Hangi zamanlarda oynuyorsunuz?
- İşten çıkıp eve geldiğiniz, bir duş alıp, günün yorgunluğunu attığınız saatler en uygun saatler. Ben muhasebeci olduğumdan bu oyun, rakamları kafamdan boşaltmama yardımcı oluyor. Para yine var ama bu kez sanal da olsa kendi param. SİMS’in kendi müziğini açıyorum. Mutlaka böğürtlen çayım olacak. Çok acil değilse telefonlara bakmıyorum.
Bu oyunla nasıl tanıştınız?
- Arkadaşım vasıtasıyla. Bana ısrarla tavsiye etti. Yeni başladığım için ilk versiyonundan başladım. Çünkü oyun bir devam niteliğinde. Birini bitirmeden öbür aşamaya geçemiyorsunuz.
Oyun böyle kulaktan kulağa mı yayılıyor?
- Ben başladıktan sonra hemen başka bir arkadaşıma önerdim. O da bana ‘Ben zaten oynuyorum’ dedi. Kuzeninden öğrenmiş oyunu. Bu saydıklarımın hepsi hanım. Bir süre sonra fark ettim ki, aslında çevremde bu oyunu oynayan birçok insan varmış. Oyun Türkçe değil. Komşudan sözlük istemeye gittim, kızı hemen anladı ne için istediğimi, o da üçüncü versiyonundaymış.
Size ne kattığını düşünüyorsunuz?
- Kafamı boşaltıyor. İngilizcemi geliştiriyor. İleride benim de bir yuvam olacak. Bu oyun sayesinde şimdiden bunun antrenmanını yapıyorum.

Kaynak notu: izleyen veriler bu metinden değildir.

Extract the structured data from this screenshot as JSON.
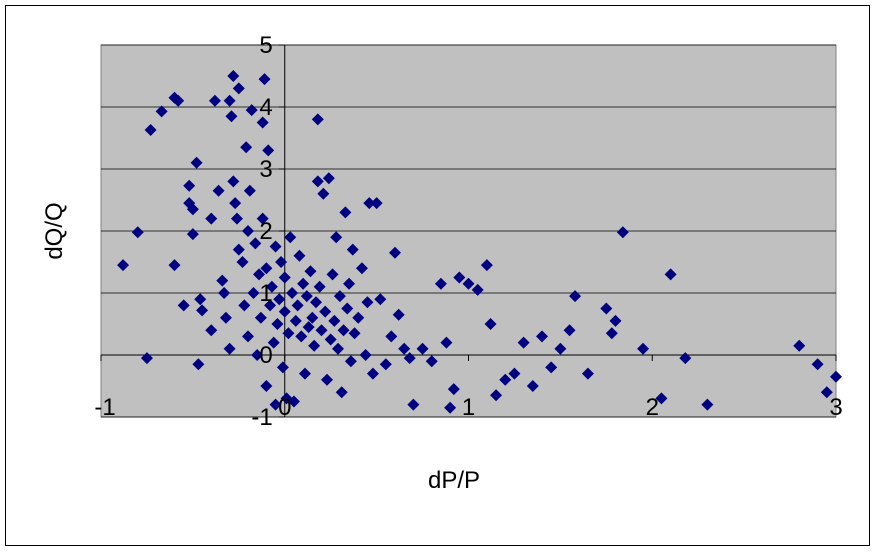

Erkekler, kadınlar kadar başarılı değil
The SİMS’i kadınlar gibi erkekler de oynuyor. Ama kadınların yuva yapmadaki becerisi çoğu zaman erkeklerde yok. İşte bu oyunu oynayan Emre adlı oyuncunun internette anlattıkları:
Emre (oyuncu) oyuna başlar, ne yapsam diye düşünürken ‘Kız arkadaşımı yaratayım’ der. Onu da koyar oyuna, güzel bir ev yapar, dayar, döşer. O sırada ocak alev alır, yangın çıkar, Emre’nin evi de yanar, sevgilisi de. Emre’nin siniri bozulur, oyuna sıfırdan başlar.
Ama Emre akıllanmıştır, bu kez bekar hayatı yaşayacaktır. Güzel bir ev yapar, gelen komşuları karşılar, birkaç gün böyle geçer. Bu arada Emre ayna karşısında konuşarak karizmayı, aletlerle çalışarak vücudunu geliştirir. Ama durduk yerde ağlamaya başlar, yalnızdır... Önceden oynadığı aileden Betty Newbie’yi evine çağırır, onunla flört eder, evlenir. (Bir evlilik 1000 dolar tutuyor, haberiniz olsun.) Ama önceki karısıyla hálá resmen evli olduğu için, sevgilisi oyun moyun dinlemez, kavga ederler.
Emre’nin iş hayatında yükselebilmesi ve daha fazla kazanabilmesi için oyun gereği aile dostlarının olması gerekmektedir. Bu ihtiyacını da yine Newbie Ailesi’nden karşılar. Bob Newbie’yi eve çağırır, TV izleyip sohbet ederlerken Bob’a sarılır ve dans eder. Gel zaman git zaman Bob’la arkadaşlık seçenekleri arasında ‘flört’ çıkar ve Emre tıklar ve Bob’la flört etmeye başlar. Aaa (elin adamıyla flört edince) Bob üzerine saldırır ve öpmeye başlar.